The AEA is a prestigious professional association for economists in academia, government, and the private sector, according to its website. Numerous Nobel laureates in economics number among its past officers.

After the Times published its investigation, some economists began immediately calling on the AEA to remove him from his post. A petition calling on the Executive Committee to “consider removing Roland Fryer” garnered 160 signatures as of Tuesday afternoon. Several other economists took to Twitter to call for the current Executive Committee to remove Fryer.

“I am surprised we even need a petition, given the AEA's efforts to integrate women more in the economic profession,” experimental economist Alexia Gaudeul wrote on the social media platform.

“In the short term, there’s no way Roland Fryer should serve on the executive committee of the American Economics Association,” University of Michigan Economics professor Justin Wolfers wrote in a Twitter post. “It’s bad for economics, bad for women, and it sends a horrible signal.”

Economics department chair Jeremy C. Stein sent an email to departmental affiliates about the allegations against Fryer Tuesday afternoon, calling them “deeply painful, troubling, and confusing.”

“I wish that I could do more in the near term to alleviate these concerns, and to clarify matters. For now, please know that I am personally committed to building a culture in the department where everybody feels equally included and respected,” he wrote. “This is going to be an ongoing project and will require a number of difficult conversations and a lot of hard work.”

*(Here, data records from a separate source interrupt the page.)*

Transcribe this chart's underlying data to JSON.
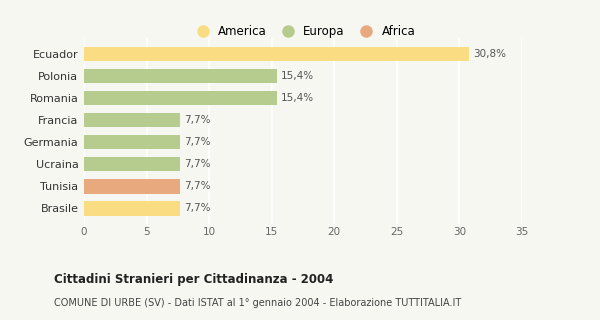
{
  "categories": [
    "Ecuador",
    "Polonia",
    "Romania",
    "Francia",
    "Germania",
    "Ucraina",
    "Tunisia",
    "Brasile"
  ],
  "values": [
    30.8,
    15.4,
    15.4,
    7.7,
    7.7,
    7.7,
    7.7,
    7.7
  ],
  "labels": [
    "30,8%",
    "15,4%",
    "15,4%",
    "7,7%",
    "7,7%",
    "7,7%",
    "7,7%",
    "7,7%"
  ],
  "colors": [
    "#FADC82",
    "#B5CC8E",
    "#B5CC8E",
    "#B5CC8E",
    "#B5CC8E",
    "#B5CC8E",
    "#E8A97E",
    "#FADC82"
  ],
  "legend": [
    {
      "label": "America",
      "color": "#FADC82"
    },
    {
      "label": "Europa",
      "color": "#B5CC8E"
    },
    {
      "label": "Africa",
      "color": "#E8A97E"
    }
  ],
  "xlim": [
    0,
    35
  ],
  "xticks": [
    0,
    5,
    10,
    15,
    20,
    25,
    30,
    35
  ],
  "title": "Cittadini Stranieri per Cittadinanza - 2004",
  "subtitle": "COMUNE DI URBE (SV) - Dati ISTAT al 1° gennaio 2004 - Elaborazione TUTTITALIA.IT",
  "background_color": "#F7F7F2",
  "bar_height": 0.65,
  "grid_color": "#FFFFFF"
}
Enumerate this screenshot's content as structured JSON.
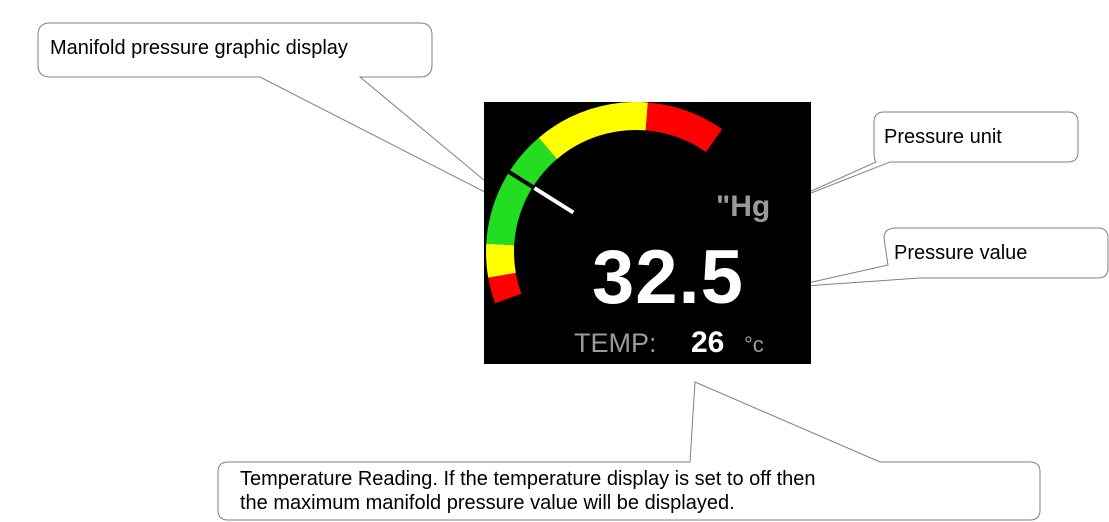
{
  "callouts": {
    "graphic": "Manifold pressure graphic display",
    "unit": "Pressure unit",
    "value": "Pressure value",
    "temperature_line1": "Temperature Reading. If the temperature display is set to off then",
    "temperature_line2": "the maximum manifold pressure value will be displayed."
  },
  "display": {
    "unit": "\"Hg",
    "pressure_value": "32.5",
    "temp_label": "TEMP:",
    "temp_value": "26",
    "temp_unit": "°c"
  },
  "gauge": {
    "needle_position": 0.36,
    "colors": {
      "background": "#000000",
      "green": "#22dd22",
      "yellow": "#ffff00",
      "red": "#ff0000",
      "needle": "#ffffff",
      "tick": "#000000"
    },
    "bands": [
      {
        "color": "red",
        "from": 0.0,
        "to": 0.07
      },
      {
        "color": "yellow",
        "from": 0.07,
        "to": 0.16
      },
      {
        "color": "green",
        "from": 0.16,
        "to": 0.48
      },
      {
        "color": "yellow",
        "from": 0.48,
        "to": 0.79
      },
      {
        "color": "red",
        "from": 0.79,
        "to": 1.0
      }
    ]
  }
}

The allegations against Fryer come amid a broader conversation within the AEA about issues of harassment and inclusivity.

On Nov. 14, the AEA started distributing a survey to current and former members aimed at assessing “the professional climate in economics, and particularly aspects that limit inclusiveness, demean and/or harass individuals, or otherwise engender incivility in work environments.” The association adopted a “Code of Professional Conduct” in April stating that members bear “both an individual responsibility for their own conduct, and a collective responsibility to promote professional conduct.”

Fryer “may issue his own statement,” per the AEA post. The AEA and Fryer did not immediately respond to request for comment.